The Last of Us

Nostalgia’s a heck of a thing. No matter how good or bad something is, having fond memories of it from your youth can totally change your perception of it. Dracula 2000 can become Citizen Kane if you have good memories of it, and going back to discover how it actually holds up can be a dangerous thing. (Note: on the issue of Dracula 2000, it’s still an awesome film). Recently, I’ve been exploring this issue with some of my favourite (and in one case, least-favourite) video games of all time. So far, I’ve found that whilst the games themselves may be different from what I remember, they have such an innate charm to them that I can say they hold up remarkably well. The issue of nostalgia got me thinking though; what about a game I love that doesn’t have that? What about a game that got me excited about it in recent years? Would that hold up on a revisit? So, in the spirit of experimentation, allow me to present The Last of Us.

The Last of Us was one of the games I was so excited about prior to it’s release. Being a huge fan of the Uncharted series, the developers Naughty Dog are a company who I will follow to the ends of the Earth, and when I first caught a glimpse of their latest offering, it dug it’s hooks in deep. For years prior to its formal release, trailers and artwork caught my imagination and stoked the fires of anticipation within. This was a game which looked like it had the potential to be something seminal, not a praise I’d offer up lightly. If you were a PS3 owner, you most likely felt the same too. This massive console exclusive, being released by a developer who’d proved themselves time and time again. That sense of hype is something special. There’s the untold potential for a game to exceed your expectations, or destroy them with the force of a wrecking ball full of TNT.

The game itself is a survival horror, set in a number of post-apocalyptic american cities. From the game’s starting point in deep rural Texas, you must go on a journey through a land ravaged by a parasitic fungal infection. The infected have had their minds overrun, and like any good zombie tale, they aim to keep the spread of infection going. You play as Joel, a prototypical everyman hero who, after the shocking events of the prologue, must take the young Ellie across the infected landscape on a journey which could lead to a potential cure. There’s not much in the premise which is revolutionary. The plot is fairly standard fodder for this type of genre (the heavy influences of Cormac McCarthey’s The Road blossom across the screen quite frequently), and there’s not much in the way of gameplay that’s truly innovative. That, however, is in no way a complaint. In fact, the mere fact this game is kept relatively simple means the execution can shine through. Having just replayed it almost two years after the first time, I can say my opinion of this game hasn’t changed a bit. Put simply, The Last of Us is one of the finest video games ever. Period.

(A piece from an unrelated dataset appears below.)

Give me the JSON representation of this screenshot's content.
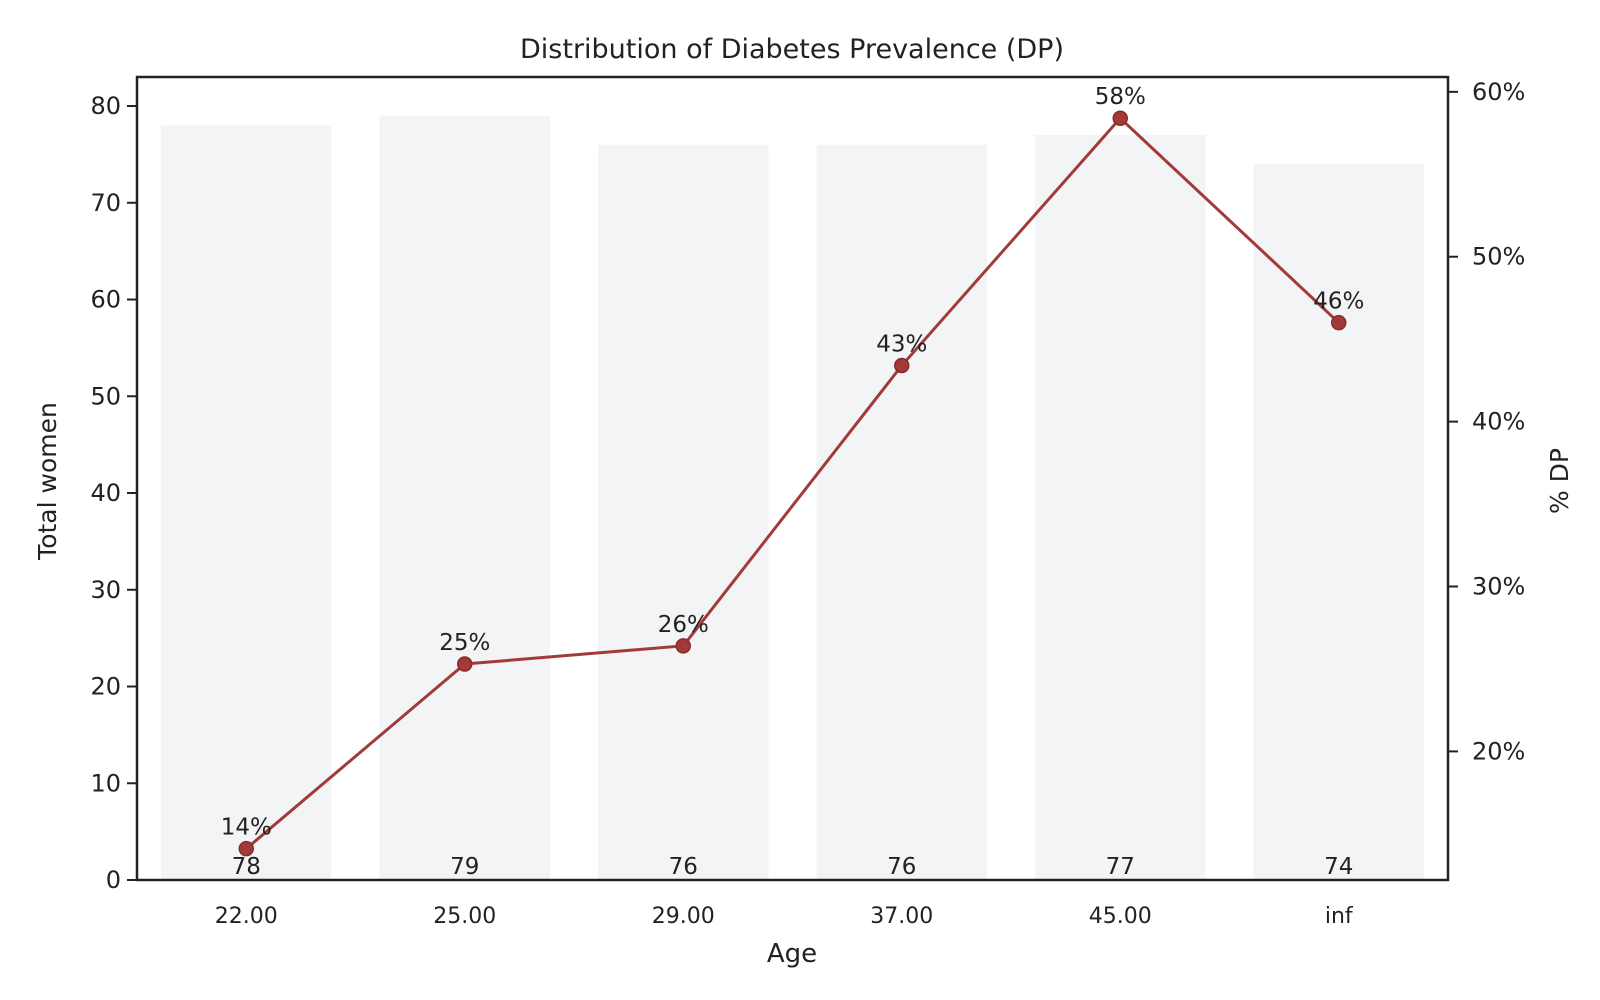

The gameplay is fairly similar to Dead Space, in that it’s a third-person action game with a somewhat heavy reliance on a crafting system. This allows you to make weapons and items designed to distract enemies. Crafting a molotov and setting light to an enemy is one of the most satisfying things I’ve ever been able to experience in a video game. Seeing the flaming bottle arc through the air then burst over your enemy’s head is one of those moments where it’s tempting to leap into the air and yell “GOT YOU MOTHERF**CKER!!” at your screen. Not that I did that. Obviously. The Last of Us, being a survival horror, thankfully doesn’t skimp on the horror portion. The level of tension is something almost tangible, and the frustration and annoyance when you reveal yourself to a swarm of enemies with an ill-timed shanking is similar to a death in Dark Souls. There’s a tendency in the game to reuse a lot of the same set pieces, where you need to sneak past a group of malicious bastards; fortunately, they vary the precise situations enough so that it doesn’t feel repetitive. As this was released only in 2013, the graphics are still sublime, with the recent PS4 remaster being nothing short of awe-inspiring.

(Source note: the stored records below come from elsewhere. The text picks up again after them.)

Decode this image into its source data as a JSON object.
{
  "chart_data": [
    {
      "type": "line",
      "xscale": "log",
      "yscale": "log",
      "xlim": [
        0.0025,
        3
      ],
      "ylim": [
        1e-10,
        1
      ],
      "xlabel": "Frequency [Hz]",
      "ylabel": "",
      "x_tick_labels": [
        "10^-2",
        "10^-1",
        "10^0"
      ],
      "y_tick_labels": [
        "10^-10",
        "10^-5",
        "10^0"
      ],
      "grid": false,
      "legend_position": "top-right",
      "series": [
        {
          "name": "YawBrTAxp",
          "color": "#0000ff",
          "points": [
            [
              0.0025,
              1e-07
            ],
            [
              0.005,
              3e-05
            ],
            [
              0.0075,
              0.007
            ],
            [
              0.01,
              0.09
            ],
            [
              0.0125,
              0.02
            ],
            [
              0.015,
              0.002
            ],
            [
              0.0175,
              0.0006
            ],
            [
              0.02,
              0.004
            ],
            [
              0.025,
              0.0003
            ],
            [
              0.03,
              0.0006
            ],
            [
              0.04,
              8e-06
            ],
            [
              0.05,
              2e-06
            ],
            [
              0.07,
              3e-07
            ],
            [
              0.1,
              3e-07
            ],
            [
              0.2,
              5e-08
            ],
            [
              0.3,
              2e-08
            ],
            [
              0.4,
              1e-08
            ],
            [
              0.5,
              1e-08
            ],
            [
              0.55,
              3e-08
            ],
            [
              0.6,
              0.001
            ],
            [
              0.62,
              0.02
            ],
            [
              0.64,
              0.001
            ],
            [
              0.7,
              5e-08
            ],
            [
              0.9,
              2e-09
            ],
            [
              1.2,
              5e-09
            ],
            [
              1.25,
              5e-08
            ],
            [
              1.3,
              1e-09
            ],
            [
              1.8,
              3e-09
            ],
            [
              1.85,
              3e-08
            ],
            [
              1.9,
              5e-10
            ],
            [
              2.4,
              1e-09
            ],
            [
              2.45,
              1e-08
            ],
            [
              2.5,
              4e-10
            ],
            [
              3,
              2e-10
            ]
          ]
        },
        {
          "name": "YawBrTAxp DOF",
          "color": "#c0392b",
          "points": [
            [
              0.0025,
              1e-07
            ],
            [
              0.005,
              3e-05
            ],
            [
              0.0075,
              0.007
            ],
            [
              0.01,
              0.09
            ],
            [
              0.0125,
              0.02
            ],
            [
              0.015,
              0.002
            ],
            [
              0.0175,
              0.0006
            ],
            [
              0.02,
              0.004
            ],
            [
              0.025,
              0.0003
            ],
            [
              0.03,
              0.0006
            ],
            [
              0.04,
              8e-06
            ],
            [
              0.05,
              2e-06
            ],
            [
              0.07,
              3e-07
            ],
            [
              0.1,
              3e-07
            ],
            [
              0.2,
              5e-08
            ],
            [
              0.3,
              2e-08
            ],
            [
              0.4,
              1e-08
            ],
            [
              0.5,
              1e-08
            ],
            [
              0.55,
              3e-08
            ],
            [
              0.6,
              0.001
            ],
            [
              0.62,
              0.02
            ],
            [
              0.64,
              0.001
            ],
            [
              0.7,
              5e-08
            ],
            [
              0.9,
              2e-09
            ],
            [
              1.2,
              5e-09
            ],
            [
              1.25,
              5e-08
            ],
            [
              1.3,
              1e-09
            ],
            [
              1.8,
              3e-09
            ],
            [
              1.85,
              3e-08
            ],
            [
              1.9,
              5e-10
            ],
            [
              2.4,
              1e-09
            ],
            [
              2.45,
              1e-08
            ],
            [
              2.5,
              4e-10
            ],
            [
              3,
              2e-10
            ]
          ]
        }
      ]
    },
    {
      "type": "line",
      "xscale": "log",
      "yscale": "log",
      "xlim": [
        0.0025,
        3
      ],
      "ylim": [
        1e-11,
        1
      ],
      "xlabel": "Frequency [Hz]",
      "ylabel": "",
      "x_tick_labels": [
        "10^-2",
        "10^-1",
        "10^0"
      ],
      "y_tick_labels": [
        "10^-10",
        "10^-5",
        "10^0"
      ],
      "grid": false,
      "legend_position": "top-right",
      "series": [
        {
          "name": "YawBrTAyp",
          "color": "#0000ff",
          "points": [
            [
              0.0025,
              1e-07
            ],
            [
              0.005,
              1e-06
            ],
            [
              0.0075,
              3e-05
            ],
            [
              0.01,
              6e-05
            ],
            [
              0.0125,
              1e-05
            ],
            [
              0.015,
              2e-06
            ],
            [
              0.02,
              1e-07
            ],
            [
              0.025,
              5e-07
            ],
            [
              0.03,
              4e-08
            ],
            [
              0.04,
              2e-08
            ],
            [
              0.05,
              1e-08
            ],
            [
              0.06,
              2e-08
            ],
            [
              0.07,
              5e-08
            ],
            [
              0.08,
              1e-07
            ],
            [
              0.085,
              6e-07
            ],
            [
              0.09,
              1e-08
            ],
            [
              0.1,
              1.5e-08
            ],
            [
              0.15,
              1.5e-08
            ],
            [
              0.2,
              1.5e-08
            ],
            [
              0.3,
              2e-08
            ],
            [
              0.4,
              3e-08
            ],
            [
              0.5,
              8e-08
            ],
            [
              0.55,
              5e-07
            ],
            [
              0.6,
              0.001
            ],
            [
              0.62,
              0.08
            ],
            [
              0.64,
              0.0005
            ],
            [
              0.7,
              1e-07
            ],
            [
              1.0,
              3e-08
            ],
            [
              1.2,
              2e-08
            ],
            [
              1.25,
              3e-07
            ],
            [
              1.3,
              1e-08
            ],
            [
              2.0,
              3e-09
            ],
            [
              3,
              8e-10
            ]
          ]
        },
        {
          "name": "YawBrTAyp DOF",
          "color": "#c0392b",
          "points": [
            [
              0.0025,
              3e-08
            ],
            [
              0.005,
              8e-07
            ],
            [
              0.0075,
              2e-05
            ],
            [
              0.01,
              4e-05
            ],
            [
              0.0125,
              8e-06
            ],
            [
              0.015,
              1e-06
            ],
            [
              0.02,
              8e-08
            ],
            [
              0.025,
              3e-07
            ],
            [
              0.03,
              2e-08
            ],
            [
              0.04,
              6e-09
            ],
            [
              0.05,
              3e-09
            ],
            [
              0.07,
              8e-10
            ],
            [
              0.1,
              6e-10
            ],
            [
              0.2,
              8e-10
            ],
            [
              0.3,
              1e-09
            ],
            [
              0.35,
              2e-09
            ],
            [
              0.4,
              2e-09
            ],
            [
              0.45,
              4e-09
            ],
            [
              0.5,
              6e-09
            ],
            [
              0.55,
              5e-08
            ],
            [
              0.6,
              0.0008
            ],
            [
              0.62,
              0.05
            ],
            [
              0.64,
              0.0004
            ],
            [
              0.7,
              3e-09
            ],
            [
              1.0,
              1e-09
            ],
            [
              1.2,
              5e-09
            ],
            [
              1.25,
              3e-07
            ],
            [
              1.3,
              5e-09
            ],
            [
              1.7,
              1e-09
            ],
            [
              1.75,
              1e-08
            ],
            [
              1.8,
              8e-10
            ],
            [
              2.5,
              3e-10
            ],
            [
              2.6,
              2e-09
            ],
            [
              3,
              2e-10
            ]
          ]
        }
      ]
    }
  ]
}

Now, a lot of games have a similar excellent level of gameplay and graphics. The premise is solid, but nothing incredibly innovative in terms of the plot. So why then do I say this is one of the greatest games ever? The Last of Us, has amongst the best stories in video games I’ve ever experienced. I’ve never had a game where the characters undergo such a transformation before my eyes. The complexity of what the protagonists go through, the choices they have to make, the ending. My God, the ending. When I finished the game for the first time, I kept finding myself thinking about it. What I would have done in the situation; why the characters did what they did. Since it’s still a game people are discovering, I won’t go into specifics, but the payoff to this game is basically a commentary on the human condition and why we make the choices we do when it comes to the people we care about.

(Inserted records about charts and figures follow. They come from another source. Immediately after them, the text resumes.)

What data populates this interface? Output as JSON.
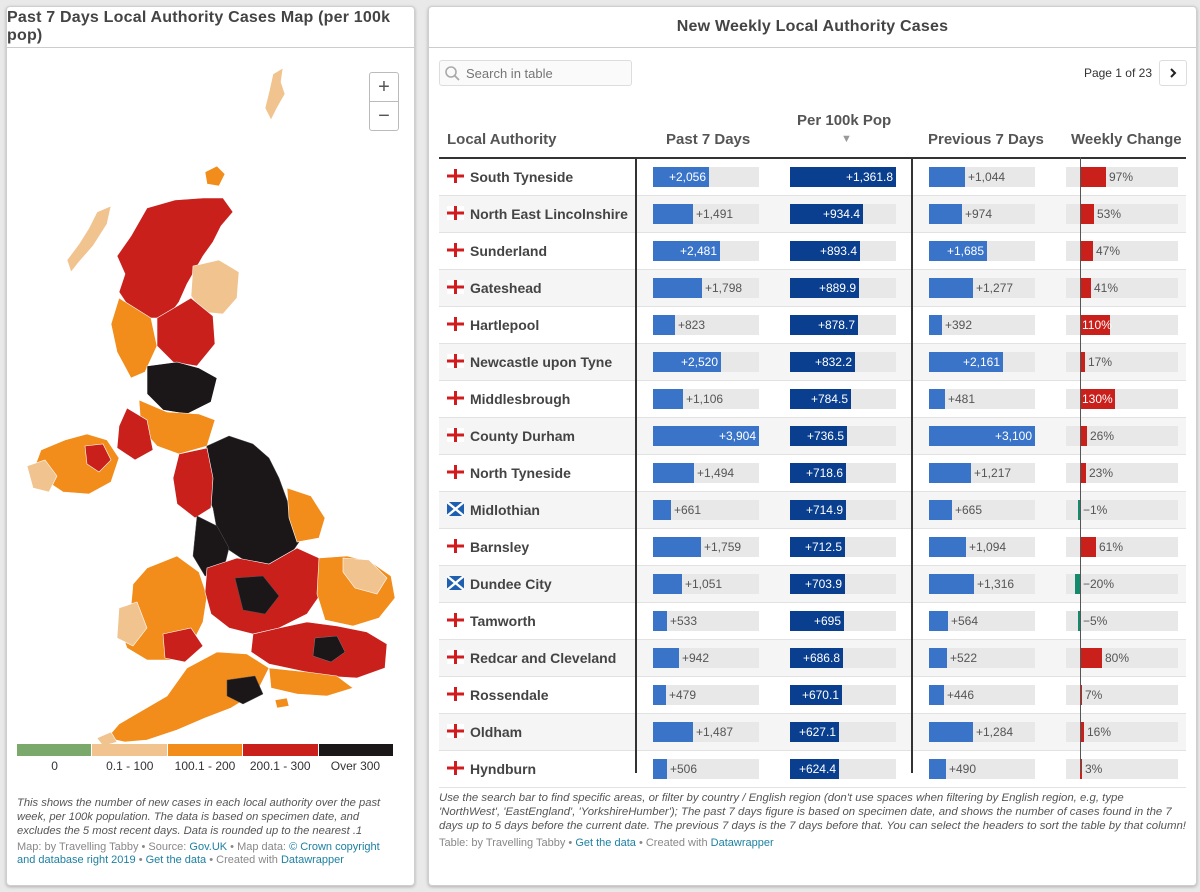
{
  "map_panel": {
    "title": "Past 7 Days Local Authority Cases Map (per 100k pop)",
    "zoom_in": "+",
    "zoom_out": "−",
    "legend": [
      {
        "label": "0",
        "color": "#7aa96b"
      },
      {
        "label": "0.1 - 100",
        "color": "#f0c38f"
      },
      {
        "label": "100.1 - 200",
        "color": "#f28c1a"
      },
      {
        "label": "200.1 - 300",
        "color": "#c9201c"
      },
      {
        "label": "Over 300",
        "color": "#1b1618"
      }
    ],
    "description": "This shows the number of new cases in each local authority over the past week, per 100k population. The data is based on specimen date, and excludes the 5 most recent days. Data is rounded up to the nearest .1",
    "credit": {
      "map_by": "Map: by Travelling Tabby • Source: ",
      "source_link": "Gov.UK",
      "map_data": " • Map data: ",
      "map_data_link": "© Crown copyright and database right 2019",
      "sep": " • ",
      "get_data": "Get the data",
      "created": " • Created with ",
      "dw": "Datawrapper"
    }
  },
  "table_panel": {
    "title": "New Weekly Local Authority Cases",
    "search_placeholder": "Search in table",
    "pager": "Page 1 of 23",
    "headers": {
      "la": "Local Authority",
      "p7": "Past 7 Days",
      "per100k": "Per 100k Pop",
      "prev7": "Previous 7 Days",
      "change": "Weekly Change"
    },
    "sort_indicator": "▼",
    "rows": [
      {
        "flag": "england",
        "name": "South Tyneside",
        "p7": 2056,
        "p7_label": "+2,056",
        "per100k": 1361.8,
        "per100k_label": "+1,361.8",
        "prev7": 1044,
        "prev7_label": "+1,044",
        "change": 97,
        "change_label": "97%"
      },
      {
        "flag": "england",
        "name": "North East Lincolnshire",
        "p7": 1491,
        "p7_label": "+1,491",
        "per100k": 934.4,
        "per100k_label": "+934.4",
        "prev7": 974,
        "prev7_label": "+974",
        "change": 53,
        "change_label": "53%"
      },
      {
        "flag": "england",
        "name": "Sunderland",
        "p7": 2481,
        "p7_label": "+2,481",
        "per100k": 893.4,
        "per100k_label": "+893.4",
        "prev7": 1685,
        "prev7_label": "+1,685",
        "change": 47,
        "change_label": "47%"
      },
      {
        "flag": "england",
        "name": "Gateshead",
        "p7": 1798,
        "p7_label": "+1,798",
        "per100k": 889.9,
        "per100k_label": "+889.9",
        "prev7": 1277,
        "prev7_label": "+1,277",
        "change": 41,
        "change_label": "41%"
      },
      {
        "flag": "england",
        "name": "Hartlepool",
        "p7": 823,
        "p7_label": "+823",
        "per100k": 878.7,
        "per100k_label": "+878.7",
        "prev7": 392,
        "prev7_label": "+392",
        "change": 110,
        "change_label": "110%"
      },
      {
        "flag": "england",
        "name": "Newcastle upon Tyne",
        "p7": 2520,
        "p7_label": "+2,520",
        "per100k": 832.2,
        "per100k_label": "+832.2",
        "prev7": 2161,
        "prev7_label": "+2,161",
        "change": 17,
        "change_label": "17%"
      },
      {
        "flag": "england",
        "name": "Middlesbrough",
        "p7": 1106,
        "p7_label": "+1,106",
        "per100k": 784.5,
        "per100k_label": "+784.5",
        "prev7": 481,
        "prev7_label": "+481",
        "change": 130,
        "change_label": "130%"
      },
      {
        "flag": "england",
        "name": "County Durham",
        "p7": 3904,
        "p7_label": "+3,904",
        "per100k": 736.5,
        "per100k_label": "+736.5",
        "prev7": 3100,
        "prev7_label": "+3,100",
        "change": 26,
        "change_label": "26%"
      },
      {
        "flag": "england",
        "name": "North Tyneside",
        "p7": 1494,
        "p7_label": "+1,494",
        "per100k": 718.6,
        "per100k_label": "+718.6",
        "prev7": 1217,
        "prev7_label": "+1,217",
        "change": 23,
        "change_label": "23%"
      },
      {
        "flag": "scotland",
        "name": "Midlothian",
        "p7": 661,
        "p7_label": "+661",
        "per100k": 714.9,
        "per100k_label": "+714.9",
        "prev7": 665,
        "prev7_label": "+665",
        "change": -1,
        "change_label": "−1%"
      },
      {
        "flag": "england",
        "name": "Barnsley",
        "p7": 1759,
        "p7_label": "+1,759",
        "per100k": 712.5,
        "per100k_label": "+712.5",
        "prev7": 1094,
        "prev7_label": "+1,094",
        "change": 61,
        "change_label": "61%"
      },
      {
        "flag": "scotland",
        "name": "Dundee City",
        "p7": 1051,
        "p7_label": "+1,051",
        "per100k": 703.9,
        "per100k_label": "+703.9",
        "prev7": 1316,
        "prev7_label": "+1,316",
        "change": -20,
        "change_label": "−20%"
      },
      {
        "flag": "england",
        "name": "Tamworth",
        "p7": 533,
        "p7_label": "+533",
        "per100k": 695,
        "per100k_label": "+695",
        "prev7": 564,
        "prev7_label": "+564",
        "change": -5,
        "change_label": "−5%"
      },
      {
        "flag": "england",
        "name": "Redcar and Cleveland",
        "p7": 942,
        "p7_label": "+942",
        "per100k": 686.8,
        "per100k_label": "+686.8",
        "prev7": 522,
        "prev7_label": "+522",
        "change": 80,
        "change_label": "80%"
      },
      {
        "flag": "england",
        "name": "Rossendale",
        "p7": 479,
        "p7_label": "+479",
        "per100k": 670.1,
        "per100k_label": "+670.1",
        "prev7": 446,
        "prev7_label": "+446",
        "change": 7,
        "change_label": "7%"
      },
      {
        "flag": "england",
        "name": "Oldham",
        "p7": 1487,
        "p7_label": "+1,487",
        "per100k": 627.1,
        "per100k_label": "+627.1",
        "prev7": 1284,
        "prev7_label": "+1,284",
        "change": 16,
        "change_label": "16%"
      },
      {
        "flag": "england",
        "name": "Hyndburn",
        "p7": 506,
        "p7_label": "+506",
        "per100k": 624.4,
        "per100k_label": "+624.4",
        "prev7": 490,
        "prev7_label": "+490",
        "change": 3,
        "change_label": "3%"
      }
    ],
    "colors": {
      "p7_bar": "#3a74c8",
      "per100k_bar": "#0a3f8f",
      "prev7_bar": "#3a74c8",
      "increase": "#c9201c",
      "decrease": "#15896b",
      "track": "#e8e8e8"
    },
    "description": "Use the search bar to find specific areas, or filter by country / English region (don't use spaces when filtering by English region, e.g, type 'NorthWest', 'EastEngland', 'YorkshireHumber'); The past 7 days figure is based on specimen date, and shows the number of cases found in the 7 days up to 5 days before the current date. The previous 7 days is the 7 days before that. You can select the headers to sort the table by that column!",
    "credit": {
      "table_by": "Table: by Travelling Tabby • ",
      "get_data": "Get the data",
      "created": " • Created with ",
      "dw": "Datawrapper"
    }
  }
}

If you haven’t played this game, I urge you to. With the addition of the incredible DLC ‘Left Behind’, it’s worth every second you will spend immersed in the game. It can be an ugly experience, dealing with subject matters you don’t often find in gaming, but it’s such a beautiful and rewarding one, you will not regret it for a second. It’s interesting, there’s such a fine line between nostalgia and hype, where does this game fall? Whilst it may be a case of  still coming off the wave of publicity, I can say with confidence that it held up upon this revisit. I’ll be making it a point to replay every few years to lose myself in the story over and over. With the recently announced ‘Part II’, time will tell if the hype dies off and the beauty of a single experience becomes less impactful, but frankly, I look forward to finding out.